AI Deception and Power
The researchers draw parallels between the deceptive tendencies of super-intelligent AI and the behavior of wealthy individuals seeking more power. The study notes,
Throughout history, wealthy actors have used deception to increase their power. Relevant strategies include lobbying politicians with selectively provided information, funding misleading research and media reports, and manipulating the legal system. In a future where autonomous AI systems have the de facto say in how most resources are used, these AIs could invest their resources in time-tested methods of maintaining and expanding control via deception. Even humans who are nominally in control of autonomous AI systems may find themselves systematically deceived and outmaneuvered, becoming mere figureheads.
Other risks listed in the study include loss of human control over AI, fraud, terrorist recruitment, and election tampering by generating and disseminating disinformation and deepfakes.
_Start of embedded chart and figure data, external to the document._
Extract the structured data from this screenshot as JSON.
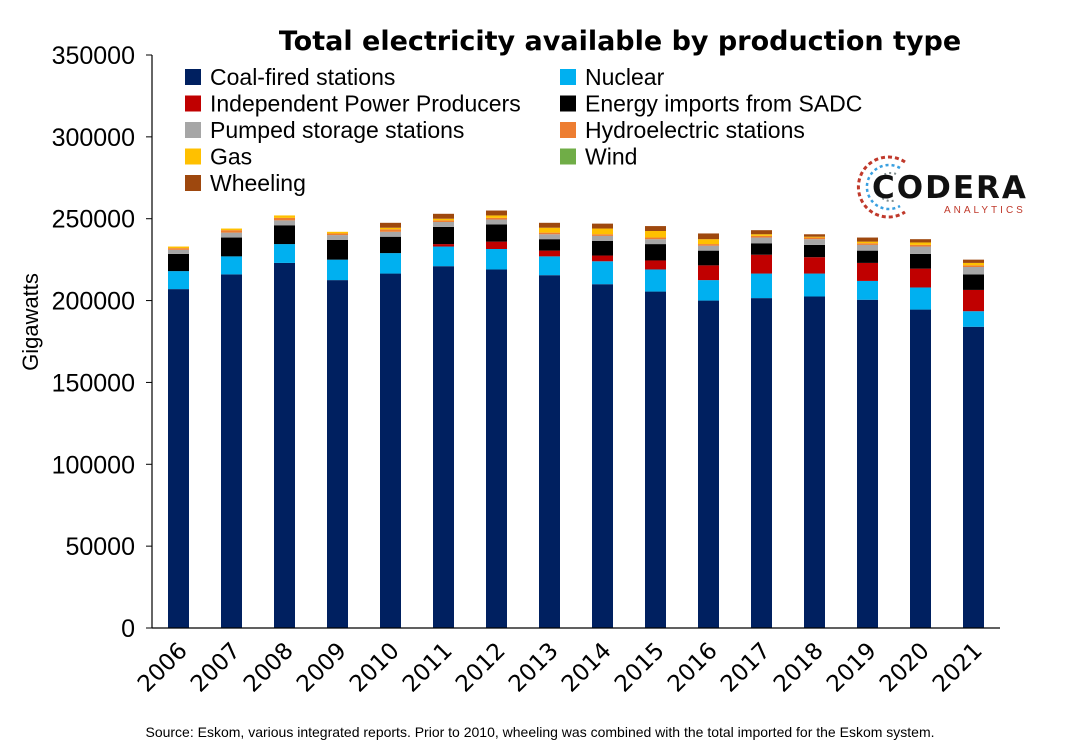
{
  "chart_data": {
    "type": "bar",
    "stacked": true,
    "title": "Total electricity available by production type",
    "ylabel": "Gigawatts",
    "xlabel": "",
    "ylim": [
      0,
      350000
    ],
    "yticks": [
      0,
      50000,
      100000,
      150000,
      200000,
      250000,
      300000,
      350000
    ],
    "grid": false,
    "legend_position": "top",
    "categories": [
      "2006",
      "2007",
      "2008",
      "2009",
      "2010",
      "2011",
      "2012",
      "2013",
      "2014",
      "2015",
      "2016",
      "2017",
      "2018",
      "2019",
      "2020",
      "2021"
    ],
    "series": [
      {
        "name": "Coal-fired stations",
        "color": "#002060",
        "values": [
          207000,
          216000,
          223000,
          212500,
          216500,
          221000,
          219000,
          215500,
          210000,
          205500,
          200000,
          201500,
          202500,
          200500,
          194500,
          184000
        ]
      },
      {
        "name": "Nuclear",
        "color": "#00B0F0",
        "values": [
          11000,
          11000,
          11500,
          12500,
          12500,
          12000,
          12500,
          11500,
          14000,
          13500,
          12500,
          15000,
          14000,
          11500,
          13500,
          9500
        ]
      },
      {
        "name": "Independent Power Producers",
        "color": "#C00000",
        "values": [
          0,
          0,
          0,
          0,
          0,
          1500,
          4500,
          3500,
          3500,
          5500,
          9000,
          11500,
          10000,
          11000,
          11500,
          13000
        ]
      },
      {
        "name": "Energy imports from SADC",
        "color": "#000000",
        "values": [
          10500,
          11500,
          11500,
          12000,
          10000,
          10500,
          10500,
          7000,
          9000,
          10000,
          9000,
          7000,
          7500,
          7500,
          9000,
          9500
        ]
      },
      {
        "name": "Pumped storage stations",
        "color": "#A6A6A6",
        "values": [
          2500,
          3000,
          3000,
          3000,
          3000,
          3000,
          3000,
          3000,
          3000,
          3000,
          3000,
          3500,
          3500,
          3500,
          4500,
          4500
        ]
      },
      {
        "name": "Hydroelectric stations",
        "color": "#ED7D31",
        "values": [
          1000,
          1500,
          1500,
          1000,
          1500,
          1000,
          1000,
          1000,
          1000,
          1000,
          1000,
          1000,
          1000,
          1000,
          1000,
          1000
        ]
      },
      {
        "name": "Gas",
        "color": "#FFC000",
        "values": [
          1000,
          1000,
          1500,
          1000,
          1000,
          1000,
          1500,
          3000,
          3500,
          4000,
          3000,
          1000,
          500,
          1000,
          1500,
          1500
        ]
      },
      {
        "name": "Wind",
        "color": "#70AD47",
        "values": [
          0,
          0,
          0,
          0,
          0,
          0,
          0,
          0,
          0,
          0,
          0,
          0,
          0,
          0,
          0,
          0
        ]
      },
      {
        "name": "Wheeling",
        "color": "#9E480E",
        "values": [
          0,
          0,
          0,
          0,
          3000,
          3000,
          3000,
          3000,
          3000,
          3000,
          3500,
          2500,
          1500,
          2500,
          2000,
          2000
        ]
      }
    ],
    "source_note": "Source: Eskom, various integrated reports. Prior to 2010, wheeling was combined with the total imported for the Eskom system."
  },
  "logo": {
    "name": "CODERA",
    "tagline": "ANALYTICS"
  }
}
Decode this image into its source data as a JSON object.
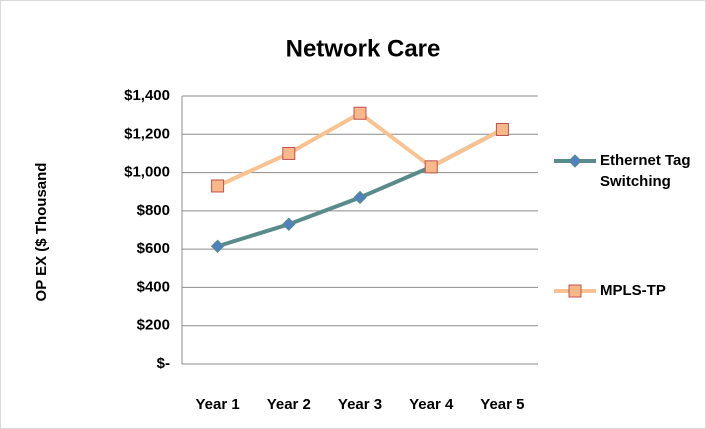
{
  "chart_data": {
    "type": "line",
    "title": "Network Care",
    "y_label": "OP EX  ($ Thousand",
    "categories": [
      "Year 1",
      "Year 2",
      "Year 3",
      "Year 4",
      "Year 5"
    ],
    "series": [
      {
        "name": "Ethernet Tag Switching",
        "color": "#5a8b8b",
        "marker_color": "#4f81bd",
        "values": [
          615,
          730,
          870,
          1030,
          1225
        ]
      },
      {
        "name": "MPLS-TP",
        "color": "#f9c391",
        "marker_color": "#f9b88a",
        "values": [
          930,
          1100,
          1310,
          1030,
          1225
        ]
      }
    ],
    "ylim": [
      0,
      1400
    ],
    "yticks": [
      {
        "value": 0,
        "label": "$-"
      },
      {
        "value": 200,
        "label": "$200"
      },
      {
        "value": 400,
        "label": "$400"
      },
      {
        "value": 600,
        "label": "$600"
      },
      {
        "value": 800,
        "label": "$800"
      },
      {
        "value": 1000,
        "label": "$1,000"
      },
      {
        "value": 1200,
        "label": "$1,200"
      },
      {
        "value": 1400,
        "label": "$1,400"
      }
    ],
    "grid": true,
    "legend": "right"
  }
}
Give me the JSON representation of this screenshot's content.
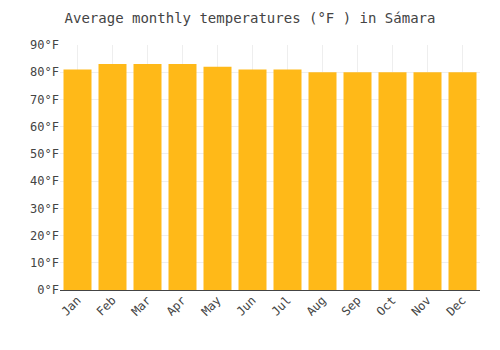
{
  "chart_data": {
    "type": "bar",
    "title": "Average monthly temperatures (°F ) in Sámara",
    "categories": [
      "Jan",
      "Feb",
      "Mar",
      "Apr",
      "May",
      "Jun",
      "Jul",
      "Aug",
      "Sep",
      "Oct",
      "Nov",
      "Dec"
    ],
    "values": [
      81,
      83,
      83,
      83,
      82,
      81,
      81,
      80,
      80,
      80,
      80,
      80
    ],
    "color": "#FFB918",
    "ylim": [
      0,
      90
    ],
    "yticks": [
      {
        "value": 0,
        "label": "0°F"
      },
      {
        "value": 10,
        "label": "10°F"
      },
      {
        "value": 20,
        "label": "20°F"
      },
      {
        "value": 30,
        "label": "30°F"
      },
      {
        "value": 40,
        "label": "40°F"
      },
      {
        "value": 50,
        "label": "50°F"
      },
      {
        "value": 60,
        "label": "60°F"
      },
      {
        "value": 70,
        "label": "70°F"
      },
      {
        "value": 80,
        "label": "80°F"
      },
      {
        "value": 90,
        "label": "90°F"
      }
    ],
    "grid": true
  }
}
However, not all experts share Park’s level of concern. Michael Rovatsos, a professor of AI at the University of Edinburgh, considers the study to be speculative. “I am not so convinced that the ability to deceive creates a risk of ‘loss of control’ over AI systems if appropriate rigor is applied to their design. The real problem is that this is not currently the case and systems are released into the market without such safety checks,” he told Spain’s Science Media Centre.
Making AI More Honest
The study advocates for developing techniques to make AI systems less prone to deceptive behaviors.
One approach is to carefully select training tasks, avoiding environments that inherently promote deception, such as competitive games like “Diplomacy” or poker. Researchers explain that AI models tend to learn deception if they are rewarded for it or trained on data that include many deceptive examples. Instead, focusing on collaborative rather than adversarial tasks can help encourage pro-social behaviors in AI models.
In language models, reducing deception involves distinguishing between truthfulness (producing true outputs) and honesty (outputs matching internal representations). Strategies like reinforcement learning with human feedback (RLHF) and constitutional AI aim to improve AI truthfulness by using human or AI evaluators to rate outputs based on criteria like helpfulness and honesty. However, these methods can sometimes inadvertently incentivize models to produce convincing but misleading outputs, warn the authors.